Each color band represents the work of a particular thread
Or follow one of the direct links into particular areas of the mandelbrot world map below:
Rayon in WebAssembly
Rayon’s core abstraction is the ability to spawn parallel computations and join them in the end to aggregate their results. On top of these rayon provides very convenient work-stealing parallel collections that make parallelising iterator-based code very easy.
There is a catch though: rayon usually relies on native threads provided by the std but these APIs are stubbed out in wasm32-unknown-unknown target since, as the target name indicates, the host envirionment information is missing and we cannot assume anything about its threading APIs.
We can solve this by manually providing multithreading primitives to rayon. This is is supported in recent versions by a handler that helps to set the function called for spawning new threads.
That gives a mechanism for multithreading but WebAssembly still does not have threads: we can have the new spawn handler to run everything in a single webAssembly module but that would defeat the purpose of using rayon in the first place.
hack threads into rayon
Instead, we can use a hack to provide threads to WebAssembly. Most modern browsers now support Web Workers API which act more like separate processes than threads but will still do the job. The idea is to spawn several such Workers that act as a thread pool for rayon. These threads in the pool simply wait for incoming messages, interpret the first message as a WebAssembly module, deploy it, and on the following messages invoke functions from the already deployed WebAssembly module. This uses very new and fragile APIs and raycast-parallel in wasm_bindgen crate is the only working demonstration of the method which is what I am relying on.
The code that is gluing javascript to mandelbrot calculation logic in Rust is in lib.rs Note that unlike native rayon parallelism, these threads/Workers are greedily instantiated which is less efficient and makes it more important to get the concurrency parameter right(setting it higher than what we need will instantiate threads that are not used).
Then we spawn all of multithreading logic to one worker that will then use rayon’s parallelism to send work to all the others. This helps to keep the main thread free and interactive for the user.
thread_pool.install is rayon’s way of saying instructing a close to use a custom pool instead of the native OS one (in this case using the native OS one would crash since rust’s std is stubbed out in wasm32-unknown-unknown)
Then we create a Rust Future that resolves as soon as the channel has data on it. We convert this Future to a JS promise and pass to javascript to resolve and print the result just as it would do with a regular native promise.

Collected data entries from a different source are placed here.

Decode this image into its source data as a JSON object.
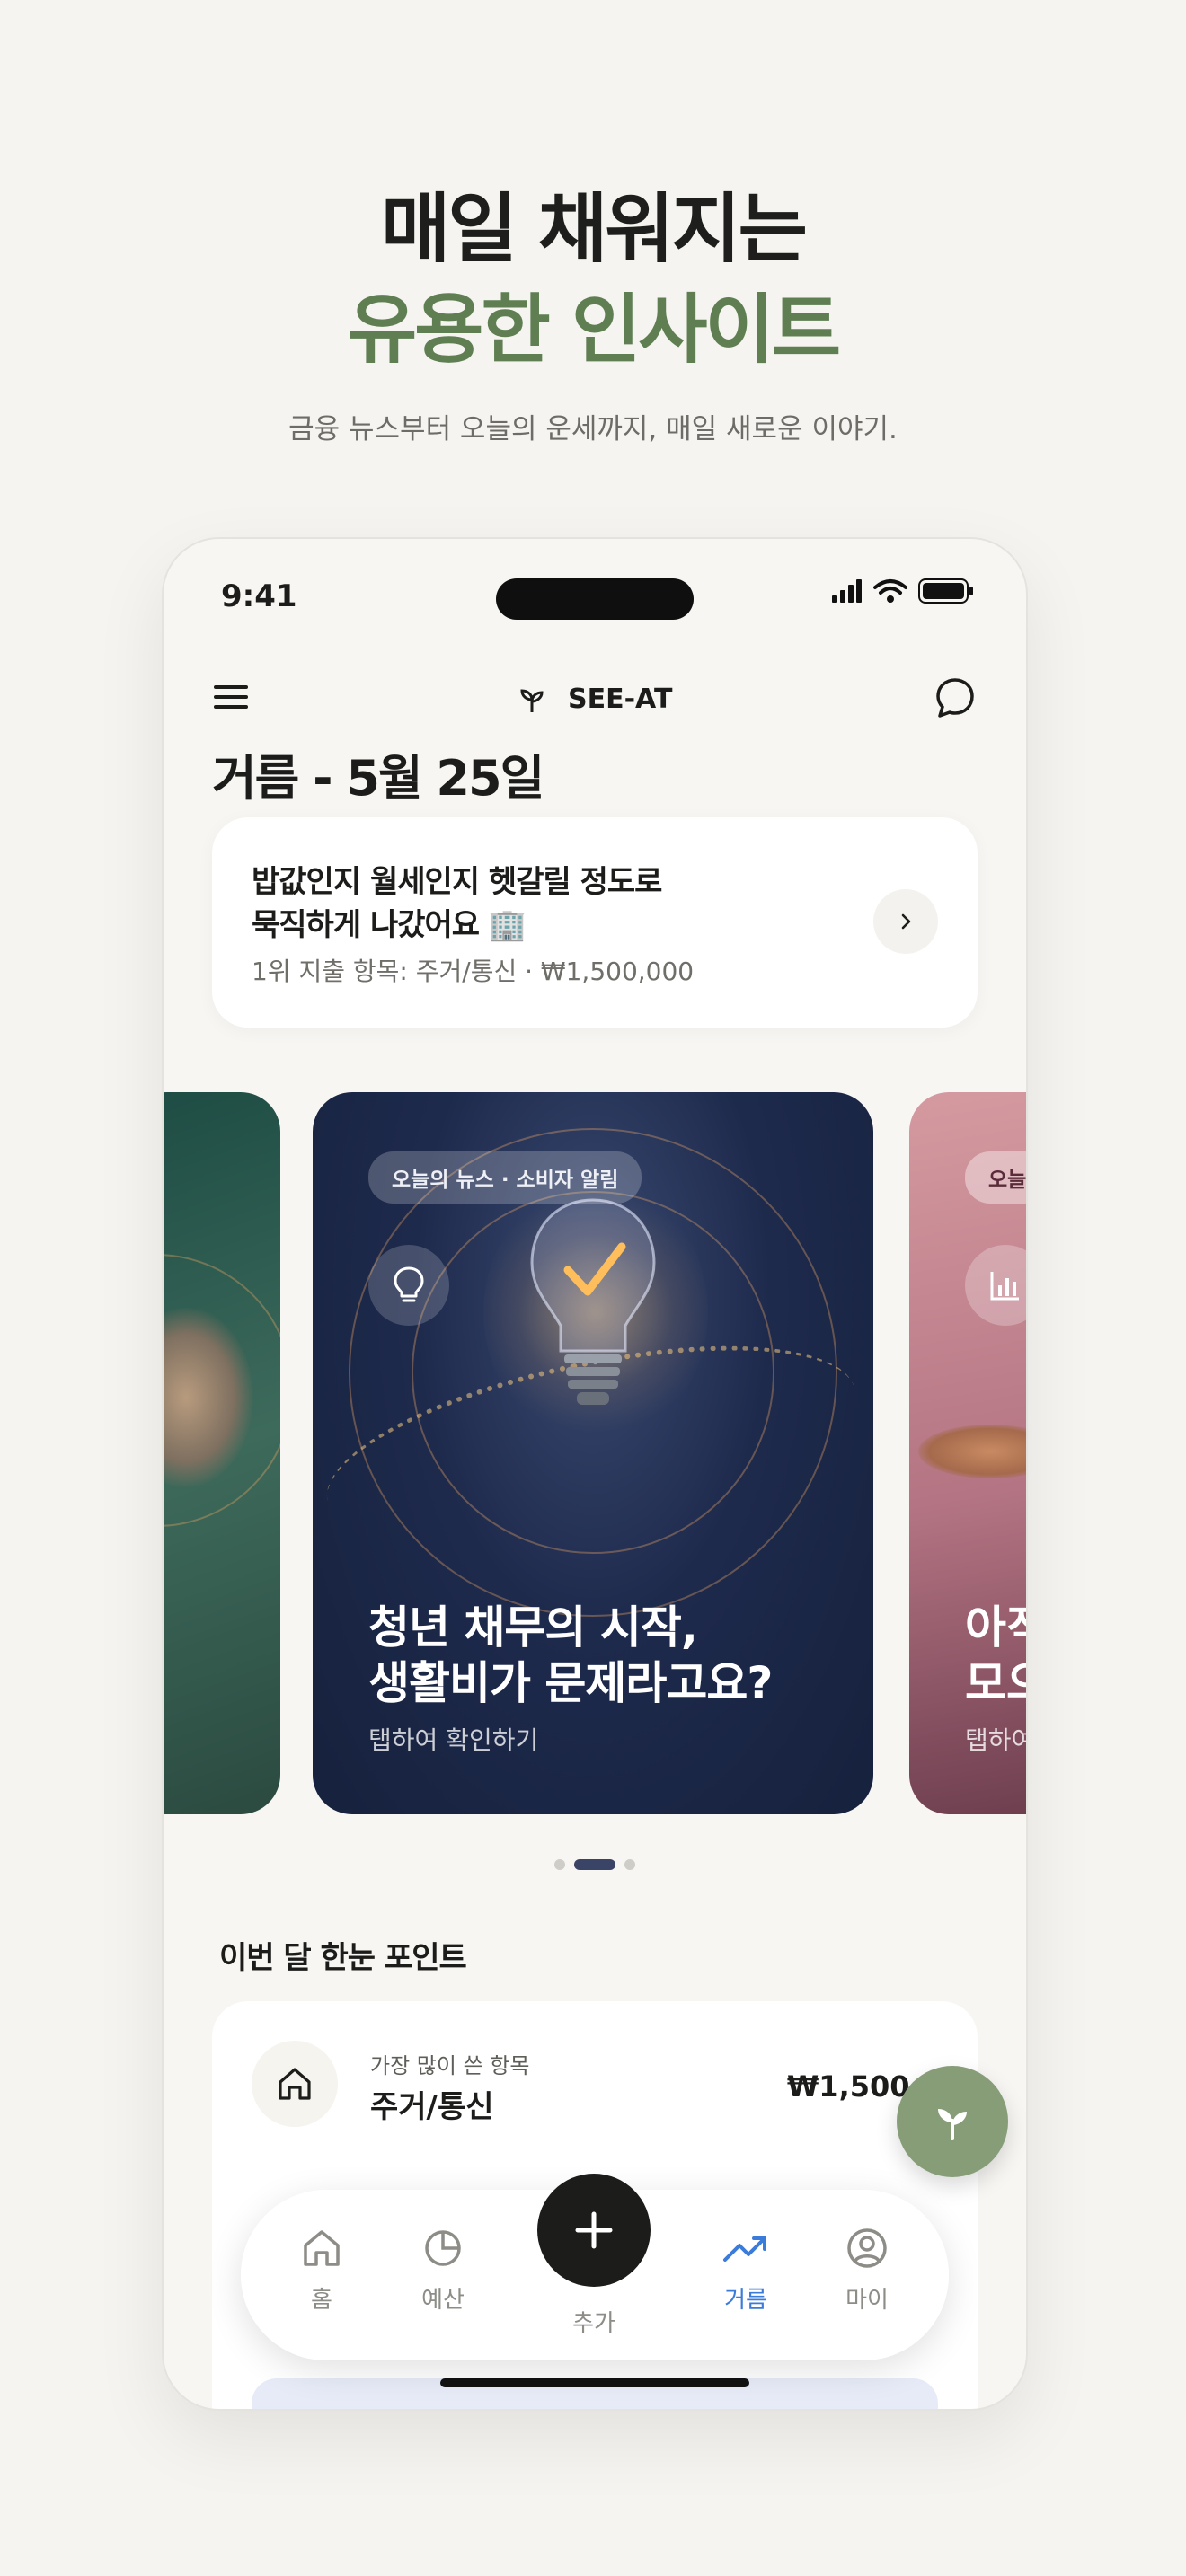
{
  "hero": {
    "line1": "매일 채워지는",
    "line2": "유용한 인사이트",
    "subtitle": "금융 뉴스부터 오늘의 운세까지, 매일 새로운 이야기.",
    "accent_color": "#5f7f52"
  },
  "status_bar": {
    "time": "9:41"
  },
  "app_bar": {
    "brand": "SEE-AT",
    "left_icon": "menu-icon",
    "right_icon": "chat-icon"
  },
  "page_title": "거름 - 5월 25일",
  "summary": {
    "line1": "밥값인지 월세인지 헷갈릴 정도로",
    "line2": "묵직하게 나갔어요 🏢",
    "meta": "1위 지출 항목: 주거/통신 · ₩1,500,000"
  },
  "carousel": {
    "main_card": {
      "tag": "오늘의 뉴스 · 소비자 알림",
      "icon": "lightbulb-icon",
      "title_line1": "청년 채무의 시작,",
      "title_line2": "생활비가 문제라고요?",
      "cta": "탭하여 확인하기"
    },
    "next_card": {
      "tag": "오늘",
      "icon": "bar-chart-icon",
      "title_line1": "아직",
      "title_line2": "모으",
      "cta": "탭하여"
    },
    "active_index": 1,
    "count": 3
  },
  "points": {
    "section_title": "이번 달 한눈 포인트",
    "top_item_label": "가장 많이 쓴 항목",
    "top_item_value": "주거/통신",
    "top_item_amount": "₩1,500,000"
  },
  "bottom_nav": {
    "items": [
      {
        "label": "홈",
        "icon": "home-icon"
      },
      {
        "label": "예산",
        "icon": "pie-chart-icon"
      },
      {
        "label": "추가",
        "icon": "plus-icon"
      },
      {
        "label": "거름",
        "icon": "trending-up-icon"
      },
      {
        "label": "마이",
        "icon": "user-icon"
      }
    ],
    "active_label": "거름",
    "active_color": "#3b7bd9"
  }
}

Pass more complex structures as a result
The above demonstrates how a value can be computed on several threads and passed back to front-end javascript by computing the result of simple dot product (result is f64)
However, we do not have to limit ourselves to computing such primitive results. We can pass more complex JS objects using web_sys library. For example, we can compute the frame buffer of some rendering task and pass it to javascript as ImageData object that can directly be rendered in a canvas element. In the next section we will do exactly that.
Sharing memory among workers
Copying buffers from workers to the main thread would defeat the purpose of parallelism and would probably be slower than the equivalent sequential program. For that reason the code represents the destination canvas data as a shared array buffer. This feature, however, is very new and still not available in stable Mozilla Firefox that is why the demo requires a recent Google Chrome.